Implement a Calendaring System
Use a weekly planner. Smartphones have calendars, but a weekly planner is better suited to the big picture. If you use a smartphone calendar for daily tasks, remember that it will be useful only if you look at the tasks regularly. Put all important dates from the syllabus into the weekly planner: assignment deadlines, due dates for paper drafts, and midterm or exam dates. The week prior to the deadline, write in a reminder such as “Family Court observation paper due next Friday.” Set an artificial deadline two days prior to the real deadline and work toward that deadline. By finishing the paper two days earlier, you have time for another rewrite or edit.
Add to the weekly planner any family or social obligations that you have during the semester. If you are out of town for a weekend without any time to study, then you need to avoid getting behind by completing additional work the week before the trip.
Set Up a Routine Study Schedule
By scheduling regular blocks of time for each study task for each course, you will see exactly where you will read and brief, outline, review your outlines, complete practice questions, and research and write papers. You also will see when you will eat, sleep, exercise, do chores, and have downtime. A basic schedule that repeats every week will take the guesswork out of each day’s workload and minimize wasted time.
Thorough Class Preparation Is Essential to Success
To determine the time needed for each course, time yourself reading five pages. Then multiply that time by the longest assignment in your syllabus. You now know the reading block for one day’s class preparation. Add time for writing notes, briefing cases, or completing problem sets as the course requires. This total time block is what you set aside for each day that you prepare for that class.

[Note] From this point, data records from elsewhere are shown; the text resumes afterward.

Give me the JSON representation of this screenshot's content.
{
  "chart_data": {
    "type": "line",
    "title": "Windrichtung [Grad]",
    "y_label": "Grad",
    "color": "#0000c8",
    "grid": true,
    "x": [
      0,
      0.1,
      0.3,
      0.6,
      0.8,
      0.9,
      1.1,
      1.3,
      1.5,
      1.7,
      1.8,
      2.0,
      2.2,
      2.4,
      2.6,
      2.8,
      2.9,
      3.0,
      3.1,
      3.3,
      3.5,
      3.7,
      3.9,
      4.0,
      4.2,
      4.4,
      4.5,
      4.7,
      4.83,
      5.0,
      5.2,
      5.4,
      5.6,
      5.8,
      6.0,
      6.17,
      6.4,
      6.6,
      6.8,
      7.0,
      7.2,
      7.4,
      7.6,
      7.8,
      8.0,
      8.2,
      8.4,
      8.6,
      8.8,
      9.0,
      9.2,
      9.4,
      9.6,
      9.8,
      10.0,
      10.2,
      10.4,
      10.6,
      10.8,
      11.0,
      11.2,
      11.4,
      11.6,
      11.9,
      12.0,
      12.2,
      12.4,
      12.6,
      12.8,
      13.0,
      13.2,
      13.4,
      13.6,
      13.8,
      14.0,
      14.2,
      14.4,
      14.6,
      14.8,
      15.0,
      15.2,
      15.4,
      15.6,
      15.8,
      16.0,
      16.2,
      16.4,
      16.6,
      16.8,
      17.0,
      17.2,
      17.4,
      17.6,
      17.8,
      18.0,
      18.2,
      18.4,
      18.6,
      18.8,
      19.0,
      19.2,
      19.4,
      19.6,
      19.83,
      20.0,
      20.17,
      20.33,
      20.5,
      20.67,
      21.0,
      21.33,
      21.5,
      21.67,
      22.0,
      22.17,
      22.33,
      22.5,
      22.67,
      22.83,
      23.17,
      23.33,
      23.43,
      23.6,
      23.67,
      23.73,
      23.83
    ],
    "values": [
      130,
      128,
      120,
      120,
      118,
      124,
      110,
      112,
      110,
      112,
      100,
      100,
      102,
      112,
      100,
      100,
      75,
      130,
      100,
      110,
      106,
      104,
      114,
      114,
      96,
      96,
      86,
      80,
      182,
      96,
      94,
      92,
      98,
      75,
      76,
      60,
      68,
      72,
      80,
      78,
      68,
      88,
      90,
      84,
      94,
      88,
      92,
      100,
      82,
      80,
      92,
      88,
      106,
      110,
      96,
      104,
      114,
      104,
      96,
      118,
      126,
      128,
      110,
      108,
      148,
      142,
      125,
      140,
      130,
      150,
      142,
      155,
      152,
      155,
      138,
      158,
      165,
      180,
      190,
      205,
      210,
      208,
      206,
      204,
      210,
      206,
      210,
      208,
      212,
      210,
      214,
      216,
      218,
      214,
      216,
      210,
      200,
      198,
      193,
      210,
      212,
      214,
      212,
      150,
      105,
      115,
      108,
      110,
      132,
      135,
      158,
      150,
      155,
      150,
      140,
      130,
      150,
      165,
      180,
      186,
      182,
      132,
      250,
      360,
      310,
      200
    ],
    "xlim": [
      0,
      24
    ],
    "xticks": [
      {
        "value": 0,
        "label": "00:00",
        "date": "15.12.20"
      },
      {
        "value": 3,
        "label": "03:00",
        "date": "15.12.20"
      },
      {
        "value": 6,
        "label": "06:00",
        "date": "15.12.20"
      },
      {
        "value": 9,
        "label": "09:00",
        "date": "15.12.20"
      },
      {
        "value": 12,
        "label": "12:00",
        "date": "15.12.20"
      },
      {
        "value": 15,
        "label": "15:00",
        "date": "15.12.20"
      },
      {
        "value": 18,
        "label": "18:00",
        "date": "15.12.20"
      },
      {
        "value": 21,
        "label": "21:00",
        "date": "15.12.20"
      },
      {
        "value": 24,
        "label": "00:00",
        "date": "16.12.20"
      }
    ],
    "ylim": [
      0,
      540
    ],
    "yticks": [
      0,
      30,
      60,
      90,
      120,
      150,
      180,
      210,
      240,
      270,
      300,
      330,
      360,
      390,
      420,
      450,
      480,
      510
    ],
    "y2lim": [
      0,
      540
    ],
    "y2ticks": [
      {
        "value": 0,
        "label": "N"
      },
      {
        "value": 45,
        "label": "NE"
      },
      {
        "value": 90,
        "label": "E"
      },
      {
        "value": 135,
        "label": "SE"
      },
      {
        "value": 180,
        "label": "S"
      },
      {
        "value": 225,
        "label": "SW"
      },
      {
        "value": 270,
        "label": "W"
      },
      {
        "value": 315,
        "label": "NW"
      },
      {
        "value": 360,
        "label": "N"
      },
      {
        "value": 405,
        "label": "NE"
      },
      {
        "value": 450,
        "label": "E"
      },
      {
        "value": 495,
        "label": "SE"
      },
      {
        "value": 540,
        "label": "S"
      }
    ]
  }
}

Once accustomed to a professor’s style, consider preparing for a class two days before it meets. Preparing the day of class or the day before encourages rushed preparation rather than a deeper understanding of the material. By reading for Monday’s and Tuesday’s classes over the weekend, you use your most flexible days wisely and can begin the week less stressed. This schedule means that you finish your Friday reading by Wednesday. You reserve the end of the week when you are getting tired to complete other more active and varied tasks: outlines, practice questions, review for exams, and work on papers.
Before you go to class, review your briefs/notes for a half-hour to refresh your memory and think about the class material a second time. Every week, you should schedule an hour to an hour and a half for outlining each course. By outlining regularly, you condense the material while it is fresh instead of having to relearn it weeks later. As you build your outlines, you can begin exam review to promote long-term memory and to allow more time for practice questions.
Whether you have a major paper or several smaller papers to write, you will produce a better result with consistent work over time rather than last-minute efforts. Put six to eight hours per week in your schedule for research and writing time for any paper course.
Class and Exams Require Complementary but Different Skills
The content and testing formats for law school may require you to modify study habits that worked in college. To be successful, you need to master how to view any legal topic from 360 degrees. You will dissect cases to learn how policy affects the law, extract the legal rules and concepts, and understand how courts reason about the law. In your outlines, you will flip your thinking to see the bigger picture of how the law and policy you have learned can be used to solve legal problems.
Although you must memorize the law, it is the application of the law that will determine your exam success because exams will test whether you can use what you have learned to make arguments for both parties to solve new legal problems.
Seek Assistance to Improve Your Studies
Most law schools provide academic success professionals, writing specialists, teaching assistants, or other academic support staff. Professors are willing to answer questions about their course material during office hours. Assessment instruments for learning styles, procrastination styles, or study habits can increase student awareness of effective study strategies.
Take Care of Yourself
Law students often become so focused on their studies that they stop using common sense about their lifestyles. Law study requires a great deal of heavy mental lifting. A good sleep routine of seven to eight hours per night is essential to your brain cells working well. Students with adequate sleep comprehend material quicker, take less time to complete study tasks, retain information more easily, and notice the important nuances in legal concepts. Exercise—at least 150 minutes per week—is important to stress management. Ideally, that 150 minutes is divided into smaller, frequent intervals. Nutritious meals are essential to brain function. Downtime with friends and family provides balance. A regular study schedule allows you to have guilt-free relaxation because all of the necessary study tasks have been completed.
Success in law school requires more than rote memorization and constant study. It requires an understanding of the law and the ability to apply the law to new legal problems. Students who use the assistance of academic success professionals and their professors learn how to study more efficiently and effectively. Rather than merely survive, they are more resilient under the stresses of law school.